Die naheliegendste Erklärung liegt im Licht selbst. Ein heller Himmel veranlasst Tiere zu aktiverer Nahrungsaufnahme und häufigeren Ortswechseln. Fahrer, die sich an Dunkelheit gewöhnt haben, sehen die Straße plötzlich viel deutlicher — was in ihnen ein falsches Sicherheitsgefühl erzeugt, das sie reflexartig schneller fahren lässt.

Ökologen, die sich mit Wildtieren an Straßen befassen, betonen, dass gerade die Kombination beider Faktoren entscheidend ist. Tiere wie Rehe, Hirsche oder Wildschweine bewegen sich in hellen Nächten häufiger und über größere Distanzen. Gleichzeitig fahren Autos schneller, was die Reaktionszeit im entscheidenden Moment drastisch verkürzt.

Laut verfügbaren Statistiken kann das Risiko einer Wildkollision in einer Vollmondnacht um bis zu 46 Prozent höher sein als in einer gewöhnlichen dunklen Nacht. Diese Zahl ist keineswegs zu vernachlässigen und sollte das Verhalten von Fahrern bei nächtlichen Fahrten unter diesen Bedingungen grundlegend verändern.
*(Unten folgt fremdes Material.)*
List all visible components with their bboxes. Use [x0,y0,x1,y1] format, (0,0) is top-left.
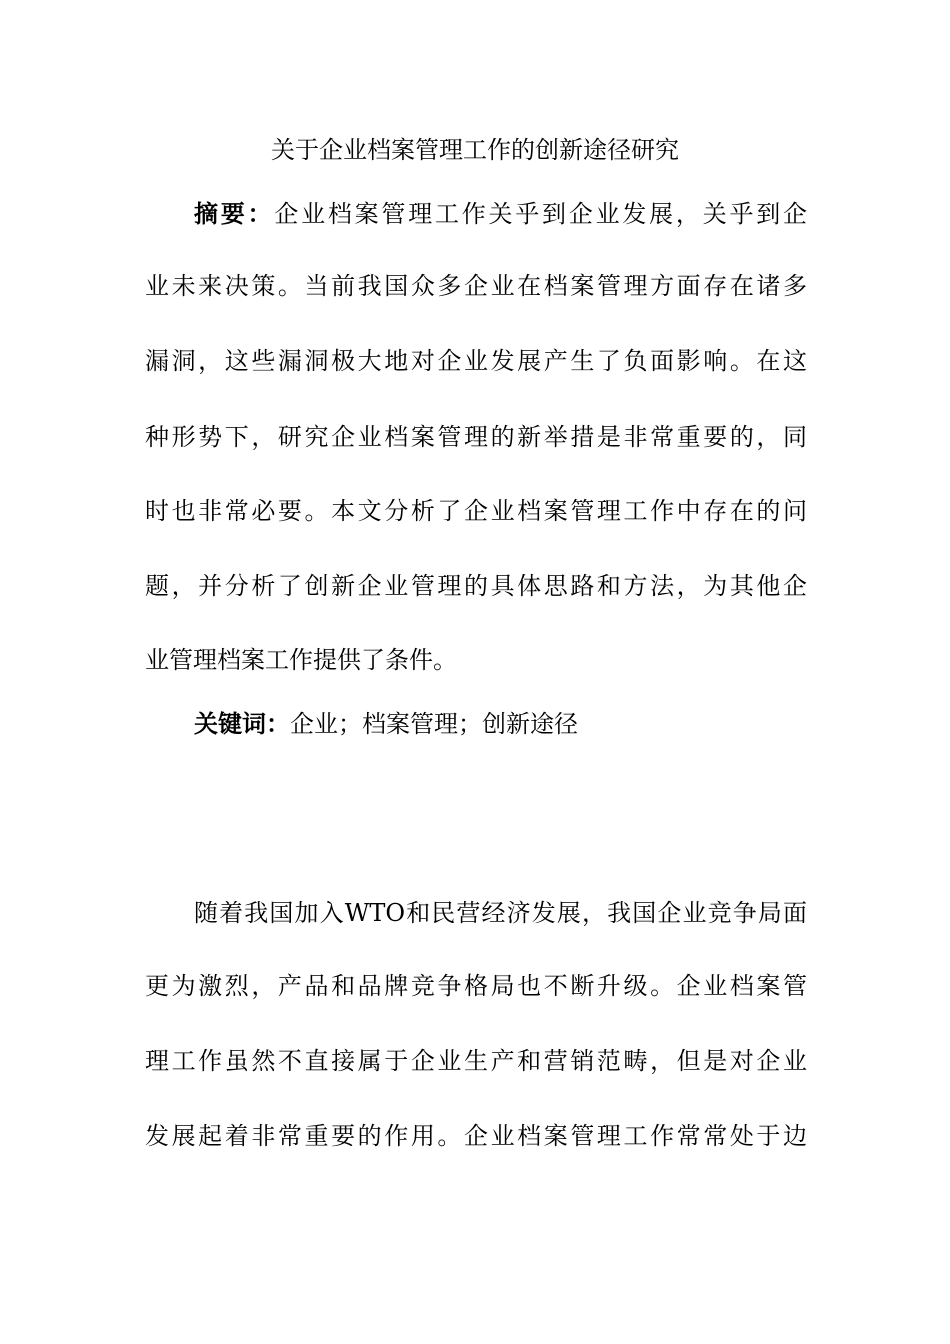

Welche Tiere am häufigsten auf die Fahrbahn laufen

Die genauen Arten unterscheiden sich von Region zu Region, doch der grundlegende Mechanismus ist überall gleich. Dämmerungs- und nachtaktive Tiere wechseln zwischen Wald, Feldern und Wasserquellen — und überqueren dabei Straßen, die sie schlicht nicht als Bedrohung wahrnehmen.

  • Reh und Hirsch gehören zu den häufigsten Verursachern nächtlicher Kollisionen; sie bewegen sich in Gruppen, sodass ein sichtbares Tier fast immer bedeutet, dass weitere folgen
  • Wildschwein ist schwer, niedrig und massiv — eine Kollision mit einem ausgewachsenen Tier verursacht in der Regel erhebliche Fahrzeugschäden und ein ernsthaftes Verletzungsrisiko für die Insassen
  • Elch stellt vor allem in Nord- und Osteuropa eine tödliche Gefahr dar; sein hochgewachsener Körper schlägt beim Aufprall direkt auf Windschutzscheibe und Fahrzeugdach
  • Fuchs, Dachs und Marder sind kleinere Tiere, die zwar meist nur Blechschäden verursachen, doch die Panikreaktion des Fahrers nach ihrem Überqueren kann leicht zu einem Abkommen von der Fahrbahn führen
  • Die meisten dieser Arten sind genau nach Einbruch der Dunkelheit am aktivsten — und der Vollmond verlängert dieses aktive Zeitfenster noch weiter

Biologen, die Huftiere im Gelände beobachten, haben festgestellt, dass sich Rehe bei hellem Mondlicht anders verhalten als gewöhnlich. Sie riskieren Bewegungen über offene Flächen, die sie bei vollständiger Dunkelheit vorsichtig umgehen würden.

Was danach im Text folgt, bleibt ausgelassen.